Titus rubbed a huge hand across his stone face. ‘And I expect the same treatment from any one of you, if I get fucked up. No one left behind. Now get off your fucking arses and prepare to move,’ he ordered, and the five exhausted forms roused themselves from the floor, so bone-weary that even the usual litany of curses was absent.

As Titus turned from them, he saw me on his shoulder and met my look. ‘What?’ he asked, eyes narrowing.

‘You didn’t ask me,’ I told him, wondering why. Maybe, even after all we had been through, I was still not a part of this section.

The man’s face twisted into a savage smile as he gave me my answer. ‘I’ve got a feeling you’ll outlive us all, lucky one,’ he said, brushing by me to the tent’s flap and calling over his shoulder in a voice of iron: ‘Come on, boys.
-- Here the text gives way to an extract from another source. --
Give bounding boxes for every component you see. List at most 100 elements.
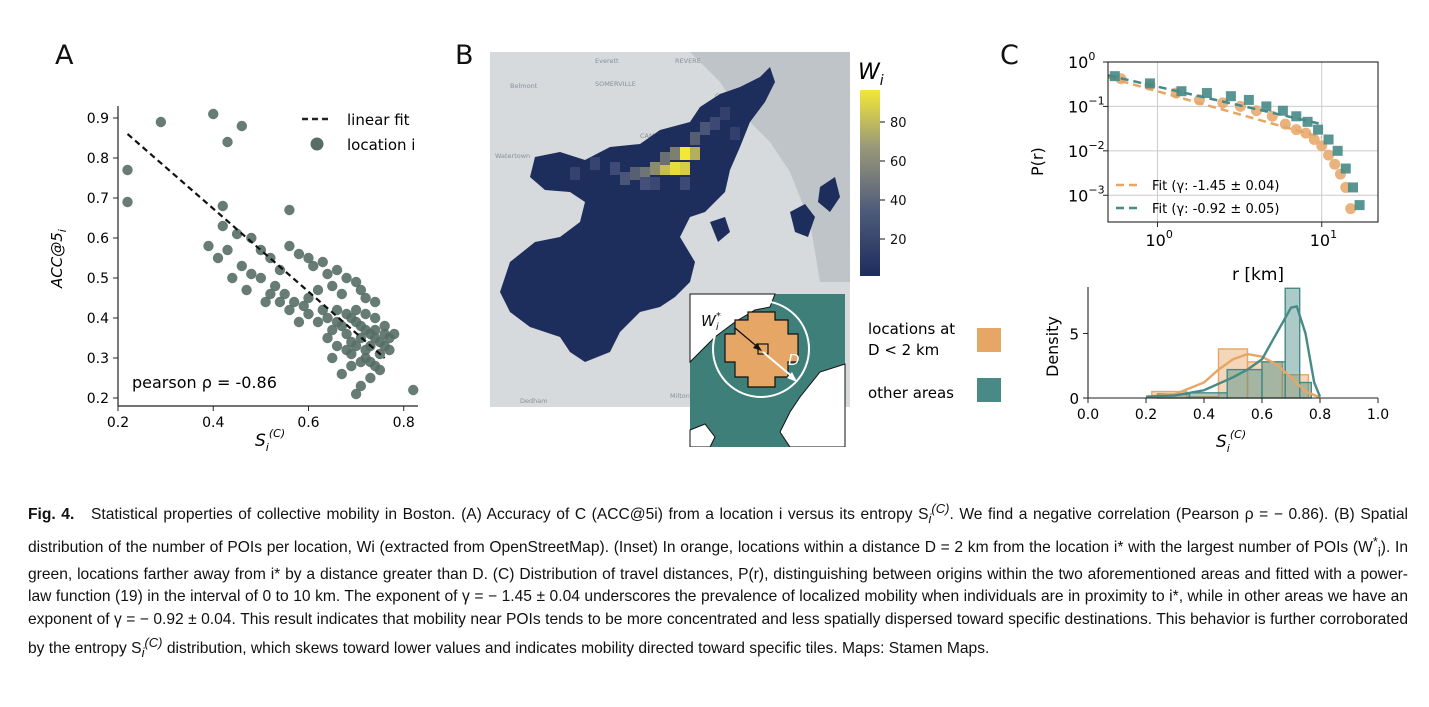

Dawn’s coming.’

I turned my eyes from him to the other members of the section, seeing the gaunt-faced men hauling armour over their heads and down on to tired shoulders. I was sure that my own appearance was no better – worse, even – than theirs, and yet in this pitiful state we had to face the violence of nature and of our enemies, for it was time to break camp.

It was time to go back into the forest.

36

We formed up in the darkness, our depleted century standing shivering in three files. Despite the burden of shield and equipment, we pressed ourselves together tightly for warmth and reassurance in the face of the unknown.

I found myself on the right flank of the century, which gave me the uncomfortable choice of wielding my sword in my left hand – a pointless task against anyone but the most poorly trained enemy – or leaving my right side open to the forest and its dangers. To the left of me was young Cnaeus, Titus having ensured that the youngest and greenest soldiers were packed into the formation’s centre, encased by a solid shell of veterans.